President Bush condemned North Korea on Monday for claiming it had conducted an underground nuclear test, but signaled there would be no military response, at least for now.
“The United States remains committed to diplomacy,” Bush said in the Diplomatic Reception Room of the White House. He also reaffirmed “our commitment to a nuclear-free Korean Peninsula.”
But Pyongyang’s test, if verified, would conclusively prove, for the first time, that the peninsula is no longer nuclear-free. Instead of denying the underground test, North Korea bragged about it.
“The nuclear test was conducted with indigenous wisdom and technology 100 percent,” said Pyongyang’s official Korean Central News Agency. “It marks a historic event as it greatly encouraged and pleased the KPA (Korean People’s Army) and people that have wished to have powerful self-reliant defense capability.”

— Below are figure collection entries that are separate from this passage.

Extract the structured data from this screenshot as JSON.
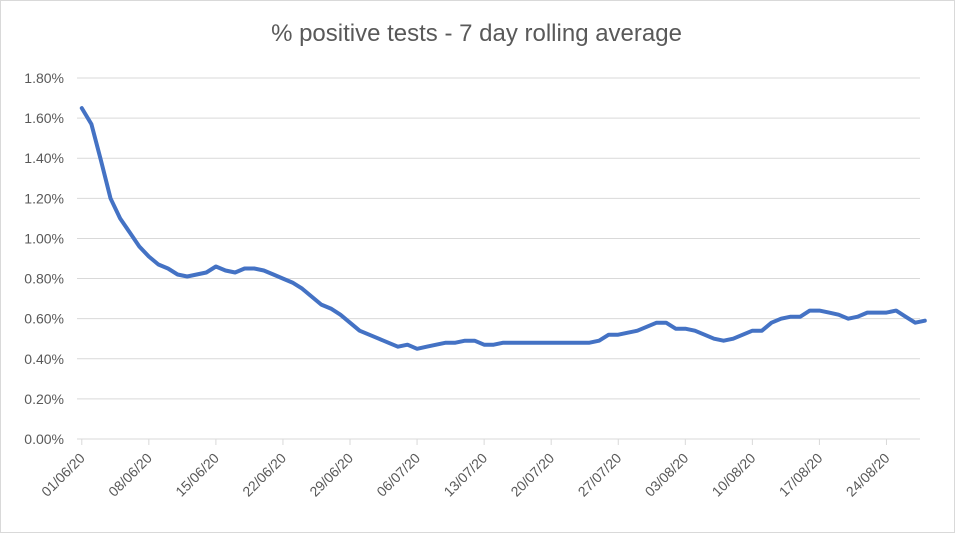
{
  "chart_data": {
    "type": "line",
    "title": "% positive tests - 7 day rolling average",
    "xlabel": "",
    "ylabel": "",
    "ylim": [
      0,
      0.018
    ],
    "y_ticks": [
      "0.00%",
      "0.20%",
      "0.40%",
      "0.60%",
      "0.80%",
      "1.00%",
      "1.20%",
      "1.40%",
      "1.60%",
      "1.80%"
    ],
    "x_ticks": [
      "01/06/20",
      "08/06/20",
      "15/06/20",
      "22/06/20",
      "29/06/20",
      "06/07/20",
      "13/07/20",
      "20/07/20",
      "27/07/20",
      "03/08/20",
      "10/08/20",
      "17/08/20",
      "24/08/20"
    ],
    "x_start": "2020-06-01",
    "x_end": "2020-08-27",
    "grid": true,
    "legend": "none",
    "line_color": "#4472C4",
    "series": [
      {
        "values": [
          0.0165,
          0.0157,
          0.0139,
          0.012,
          0.011,
          0.0103,
          0.0096,
          0.0091,
          0.0087,
          0.0085,
          0.0082,
          0.0081,
          0.0082,
          0.0083,
          0.0086,
          0.0084,
          0.0083,
          0.0085,
          0.0085,
          0.0084,
          0.0082,
          0.008,
          0.0078,
          0.0075,
          0.0071,
          0.0067,
          0.0065,
          0.0062,
          0.0058,
          0.0054,
          0.0052,
          0.005,
          0.0048,
          0.0046,
          0.0047,
          0.0045,
          0.0046,
          0.0047,
          0.0048,
          0.0048,
          0.0049,
          0.0049,
          0.0047,
          0.0047,
          0.0048,
          0.0048,
          0.0048,
          0.0048,
          0.0048,
          0.0048,
          0.0048,
          0.0048,
          0.0048,
          0.0048,
          0.0049,
          0.0052,
          0.0052,
          0.0053,
          0.0054,
          0.0056,
          0.0058,
          0.0058,
          0.0055,
          0.0055,
          0.0054,
          0.0052,
          0.005,
          0.0049,
          0.005,
          0.0052,
          0.0054,
          0.0054,
          0.0058,
          0.006,
          0.0061,
          0.0061,
          0.0064,
          0.0064,
          0.0063,
          0.0062,
          0.006,
          0.0061,
          0.0063,
          0.0063,
          0.0063,
          0.0064,
          0.0061,
          0.0058,
          0.0059
        ]
      }
    ]
  }
}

The international community was expected to slap economic sanctions on North Korea’s reclusive communist dictatorship. South Korea on Monday canceled a shipment of aid supplies to North Korea.
The United States has proposed elements to be included in a sanctions resolution, said John Bolton, U.S. ambassador to the United Nations, after meeting with members of the U.N. Security Council.
“All 15 council members participated,” Bolton said. “And that’s remarkable in the Security Council, as some of you may know, to have a unanimous condemnation of the North Korean test. No one defended it. No one even came close to defending it.”
Bush said the U.S. was working to confirm the authenticity of North Korea’s claim.
“Such a claim itself constitutes a threat to international peace and security,” he said. “The United States condemns this provocative act. Once again North Korea has defied the will of the international community, and the international community will respond.”
Bush called North Korea a “leading proliferator of missile technology, including transfers to Iran and Syria.”
“The transfer of nuclear weapons or material by North Korea to states or non-state entities would be considered a grave threat to the United States, and we would hold North Korea fully accountable of the consequences of such action,” he added.